Brazilian sugar fields abuzz with successful bee protection
On the edge of a sugarcane field in Catanduva, a municipality in Brazil’s state of São Paulo, the white, black, and grey wooden beehives contrast with the lush green of the farmland around them. Thousands of bees linger at the entrance to hives, before flying off in all directions. Like all around the world, the bees here are the lifeblood of biodiversity. They balance local ecosystems by pollinating plant species, increasing the yields of several food crops and improving tree regeneration.
In 2016, COFCO International established a programme to reach out to local beekeepers to discuss the impact of its activities on the bee colonies, and figure out ways to protect bees near its sugar plantations.
“We wanted to show that it’s possible to combine healthy biodiversity with agricultural activity,” says Matheus Tripodi, Agricultural Supervisor from COFCO International. “Together with the local beekeepers we came up with solutions to maintain thriving bee colonies nearby our farms.”
The discussions led to the launch of Project Pollinate, an initiative to protect and nurture the apiaries close to COFCO International's sugarcane fields. Four years later, COFCO International is supporting 58 apiaries, more than 5,000 hives, in 13 municipalities across the Brazilian state of São Paulo. And the project – locally known as Polinizar – is winning international recognition.
COFCO International’s technical teams worked with beekeepers to locate hives and the foraging zones of the bees, then fed the information into high precision digital maps. These maps are connected to satellite location technology, so that whenever COFCO International’s sprayer drones or planes go near the hives, the sprayer turns off automatically.
In these no-spray zones, biological pest control is used instead. To destroy the sugarcane borer, for example, COFCO International releases wasps from a drone to hunt, kill, and eat the caterpillars. Deadly for the sugarcane borers, this method is kinder on the environment. Since COFCO International began Project Pollinate, honey producers have increased their production by as much as 50 percent.
“After receiving support from COFCO International’s Pollinate Project, the mortality of our beehive practically zeroed,” says Mauricio Rodrigues, a beekeeper, who lives close to the company's sugar and ethanol plants in São Paulo.
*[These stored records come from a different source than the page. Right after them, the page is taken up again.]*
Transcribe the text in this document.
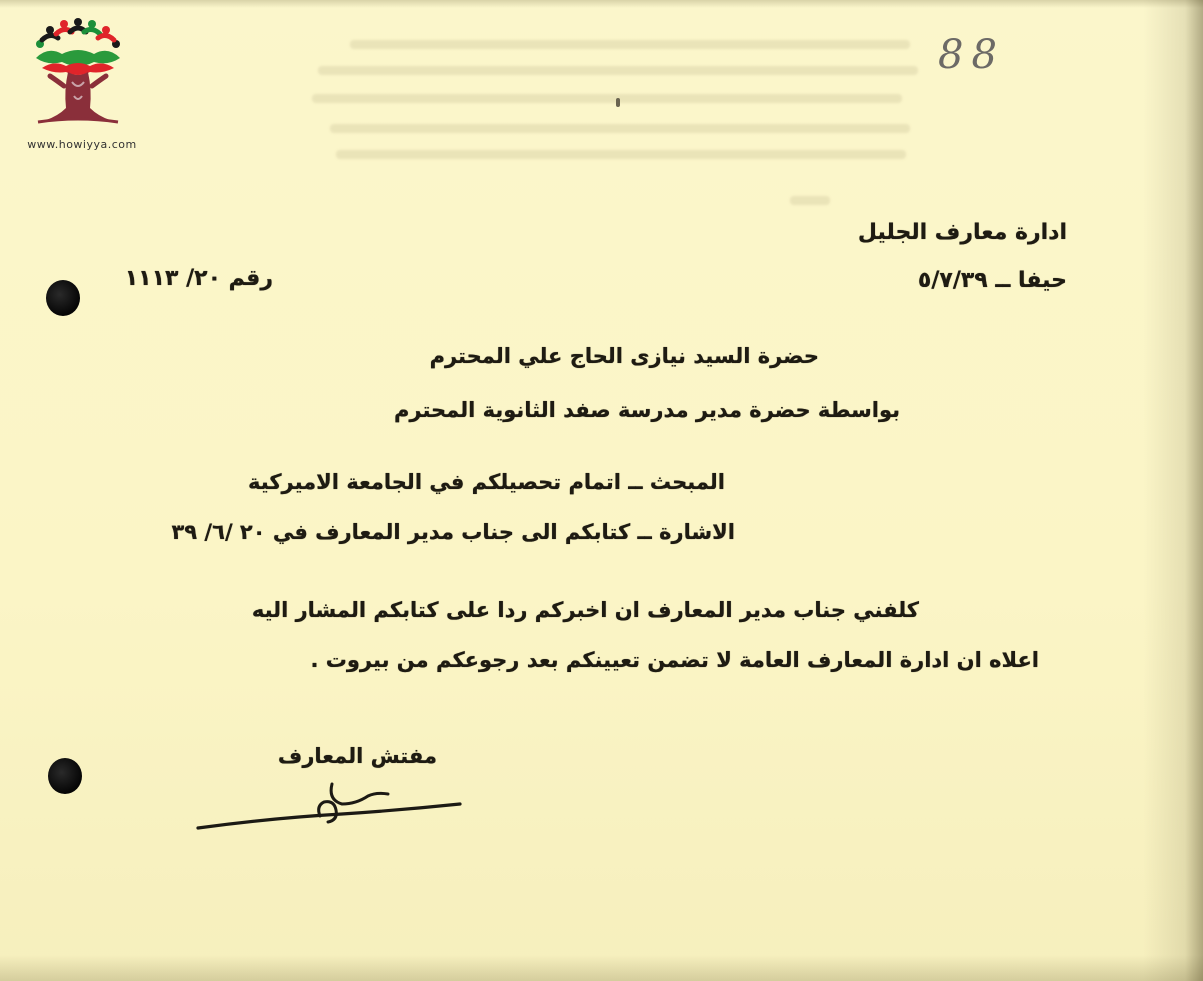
www.howiyya.com
88
ادارة معارف الجليل
حيفا ــ ٥/٧/٣٩
رقم ٢٠/ ١١١٣
حضرة السيد نيازى الحاج علي المحترم
بواسطة حضرة مدير مدرسة صفد الثانوية المحترم
المبحث ــ اتمام تحصيلكم في الجامعة الاميركية
الاشارة ــ كتابكم الى جناب مدير المعارف في ٢٠ /٦/ ٣٩
كلفني جناب مدير المعارف ان اخبركم ردا على كتابكم المشار اليه
اعلاه ان ادارة المعارف العامة لا تضمن تعيينكم بعد رجوعكم من بيروت .
مفتش المعارف
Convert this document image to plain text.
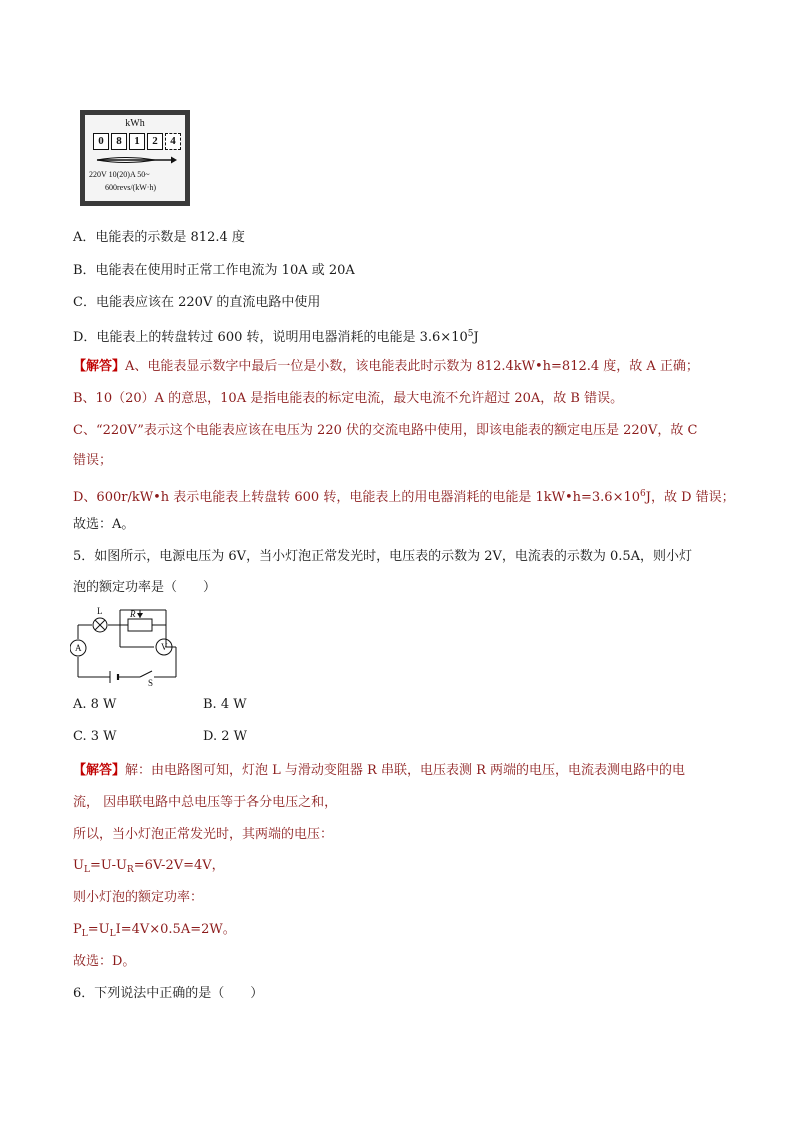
kWh
0	8	1	2	4
220V 10(20)A 50~
600revs/(kW·h)
A．电能表的示数是 812.4 度
B．电能表在使用时正常工作电流为 10A 或 20A
C．电能表应该在 220V 的直流电路中使用
D．电能表上的转盘转过 600 转，说明用电器消耗的电能是 $3.6\times 10^5J$
【解答】A、电能表显示数字中最后一位是小数，该电能表此时示数为 812.4kW•h=812.4 度，故 A 正确；
B、10（20）A 的意思，10A 是指电能表的标定电流，最大电流不允许超过 20A，故 B 错误。
C、“220V”表示这个电能表应该在电压为 220 伏的交流电路中使用，即该电能表的额定电压是 220V，故 C
错误；
D、600r/kW•h 表示电能表上转盘转 600 转，电能表上的用电器消耗的电能是 $1kW•h=3.6\times 10^6J$，故 D 错误；
故选：A。
5．如图所示，电源电压为 6V，当小灯泡正常发光时，电压表的示数为 2V，电流表的示数为 0.5A，则小灯
泡的额定功率是（　　）
L	R
A	V
S
A. 8 W	B. 4 W
C. 3 W	D. 2 W
【解答】解：由电路图可知，灯泡 L 与滑动变阻器 R 串联，电压表测 R 两端的电压，电流表测电路中的电
流， 因串联电路中总电压等于各分电压之和，
所以，当小灯泡正常发光时，其两端的电压：
$U_L=U-U_R=6V-2V=4V$，
则小灯泡的额定功率：
$P_L=U_LI=4V\times 0.5A=2W$。
故选：D。
6．下列说法中正确的是（　　）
Besides protecting the bees and promoting the breeding of native bee species, COFCO International also trains beekeepers to increase the productivity of their hives, increasing their sources of income and quality of life. Every four months, the beekeepers take part in a tailored training session.
The project is resonating with younger generations too. In 2019, Project Pollinate reached out to children in public schools surrounding the company's sugar units. Through a partnership with Kombee, a children’s education specialist, it delivered learning sessions about bees to over 500 children in four municipalities.
The children enjoyed interacting with stingless bees and tasting different types of honey as they learned about the vital importance of bees for food production and the delicate balance of the planet’s ecosystems
It also joined with the BeeCare project to build ‘hotels’ for solitary bees, of which many more are planned for the future.
The Project is now rolled out to two further COFCO International sugarcane production units in Meridiano and Sebastianópolis. Brazil’s Sugarcane Industry Union (UNICA) has welcomed the project, with a view to replicating it beyond São Paulo state to other sugarcane producing regions. In 2018, Project Pollinate was mentioned at the Biodiversity Forum, an event on biodiversity and business that is promoted by the United Nations in Egypt.
“Biodiversity is the foundation of our agricultural and food system,” says Julia Moretti, Sustainability Manager at COFCO International. “That’s why as a company, we want to search for solutions that secure global food security and improve farmers’ livelihoods while respecting the natural world. Project Pollinate is an example of this vision coming together.”